Stranger Things to zjawisko. Kiedy tylko pojawił się na Netflixie, wszyscy oszaleli. Zaczęłam oglądać go jakiś tydzień po załadowaniu na Netflix, równolegle feed na moim Facebooku zaczął wariować, a znajomi bez opamiętania udostępniali artykuły, piosenki ze ścieżki dźwiękowej i wymieniali opinie na temat nowej amerykańskiej produkcji. Dlaczego 8-odcinkowy serial stał się natychmiast absolutnym hitem?

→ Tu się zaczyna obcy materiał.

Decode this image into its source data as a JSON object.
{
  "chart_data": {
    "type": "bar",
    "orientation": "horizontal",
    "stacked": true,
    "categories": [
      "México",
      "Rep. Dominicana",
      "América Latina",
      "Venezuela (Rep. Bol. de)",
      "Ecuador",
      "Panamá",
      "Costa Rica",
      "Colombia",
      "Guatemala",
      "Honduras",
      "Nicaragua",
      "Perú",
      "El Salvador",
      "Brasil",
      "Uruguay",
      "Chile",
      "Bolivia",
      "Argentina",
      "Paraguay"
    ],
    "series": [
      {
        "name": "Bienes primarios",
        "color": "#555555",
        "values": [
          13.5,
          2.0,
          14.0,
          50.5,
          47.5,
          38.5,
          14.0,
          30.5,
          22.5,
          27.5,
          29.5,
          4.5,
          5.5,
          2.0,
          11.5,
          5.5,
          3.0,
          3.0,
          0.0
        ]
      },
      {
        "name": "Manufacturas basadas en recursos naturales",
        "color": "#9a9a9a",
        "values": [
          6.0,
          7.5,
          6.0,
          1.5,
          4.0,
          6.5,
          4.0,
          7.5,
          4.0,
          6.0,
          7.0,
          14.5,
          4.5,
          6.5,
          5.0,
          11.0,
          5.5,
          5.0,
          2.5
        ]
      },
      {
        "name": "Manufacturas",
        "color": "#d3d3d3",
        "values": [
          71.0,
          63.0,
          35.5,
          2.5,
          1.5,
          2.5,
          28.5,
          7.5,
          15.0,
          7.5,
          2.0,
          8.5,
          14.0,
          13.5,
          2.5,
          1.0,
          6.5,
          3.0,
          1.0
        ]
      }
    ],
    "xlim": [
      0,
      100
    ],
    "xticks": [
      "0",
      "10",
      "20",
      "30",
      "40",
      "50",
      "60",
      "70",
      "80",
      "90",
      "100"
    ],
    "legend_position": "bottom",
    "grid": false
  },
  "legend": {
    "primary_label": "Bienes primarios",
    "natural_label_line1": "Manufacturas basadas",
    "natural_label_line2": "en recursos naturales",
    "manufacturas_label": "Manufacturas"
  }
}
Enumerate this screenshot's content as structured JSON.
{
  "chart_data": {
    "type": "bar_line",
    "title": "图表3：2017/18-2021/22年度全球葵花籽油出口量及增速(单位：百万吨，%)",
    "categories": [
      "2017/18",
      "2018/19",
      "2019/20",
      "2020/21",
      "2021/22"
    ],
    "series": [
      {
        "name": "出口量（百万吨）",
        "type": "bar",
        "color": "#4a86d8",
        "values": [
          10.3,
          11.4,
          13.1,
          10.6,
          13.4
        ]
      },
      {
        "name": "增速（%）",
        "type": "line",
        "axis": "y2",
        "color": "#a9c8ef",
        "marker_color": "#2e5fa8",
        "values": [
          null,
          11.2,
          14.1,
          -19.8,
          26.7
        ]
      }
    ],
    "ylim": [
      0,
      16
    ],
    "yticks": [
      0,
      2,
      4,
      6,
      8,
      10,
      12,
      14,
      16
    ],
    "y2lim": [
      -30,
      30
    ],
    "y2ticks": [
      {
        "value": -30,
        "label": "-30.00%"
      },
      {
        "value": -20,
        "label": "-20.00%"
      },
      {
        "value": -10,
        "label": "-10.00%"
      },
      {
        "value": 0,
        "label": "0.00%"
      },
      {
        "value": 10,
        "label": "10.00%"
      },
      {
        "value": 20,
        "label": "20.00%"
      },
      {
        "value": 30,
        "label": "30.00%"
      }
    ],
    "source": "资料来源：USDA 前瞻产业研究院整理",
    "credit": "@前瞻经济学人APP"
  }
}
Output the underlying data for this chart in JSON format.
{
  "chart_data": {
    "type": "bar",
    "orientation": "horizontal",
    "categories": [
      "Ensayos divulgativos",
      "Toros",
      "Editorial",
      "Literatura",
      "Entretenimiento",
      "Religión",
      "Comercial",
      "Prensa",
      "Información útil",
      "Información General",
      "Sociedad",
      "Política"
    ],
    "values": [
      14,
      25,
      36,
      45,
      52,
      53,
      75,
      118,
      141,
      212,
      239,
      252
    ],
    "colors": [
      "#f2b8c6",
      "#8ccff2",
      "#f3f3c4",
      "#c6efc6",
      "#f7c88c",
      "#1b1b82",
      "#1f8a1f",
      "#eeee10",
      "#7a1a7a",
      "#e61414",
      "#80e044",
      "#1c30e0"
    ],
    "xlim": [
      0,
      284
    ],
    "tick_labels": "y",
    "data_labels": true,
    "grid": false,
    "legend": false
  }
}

Nie wiem, od czego zacząć, więc zacznę od początku. Właściwa fabuła serialu (czas akcji: lata 80.) rozpoczyna się w momencie, kiedy znika dziesięcioletni chłopiec – Will. Wszystko wskazuje na to, że doszło do nieszczęśliwego wypadku, a Will utonął. Okazuje się jednak, że w sprawa zaginięcia chłopca jest powiązana nie tylko ze zjawiskami paranormalnymi, ale również z tajnymi badaniami amerykańskiego rządu, który od samego początku wie, co stało się małemu Willowi. Rozpoczyna się wyścig z czasem.

Stranger Things (reżyseria: Matt i Ross Duffer) jest osadzony w małym amerykańskim miasteczku Hawkins w stanie Indiana – można absolutnie zakochać się w klimacie miejsca, w którym dzieje się akcja. Lasy, małomiasteczkowe życie, jeden supermarket i szeryf, który ma problem z alkoholem (w tej roli świetny David Harbour). Matkę zaginionego chłopca i jego starszego brata gra fenomenalna Winona Ryder, która udowodniła swój aktorski kunszt, wcielając się w rolę emocjonalnie niestabilnej matki, która za wszelką cenę chce dowiedzieć się, co naprawdę stało się z jej synem.

Serial to również piękna opowieść o przyjaźni. Koledzy Willa ze szkoły robią wszystko, by znaleźć przyjaciela. Planują, ryzykują życiem. Pomaga im w tym tajemnicza Eleven – dziewczyna, która uciekła z laboratorium, w którym jej ojciec przeprowadzał na niej eksperymenty. Jej zdolności telekinetyczne nie raz pomogły czwórce przyjaciół wydostać się z tarapatów. Co ciekawe, rola Eleven jest debiutem Millie Bobby Brown, dwunastoletniej aktorki.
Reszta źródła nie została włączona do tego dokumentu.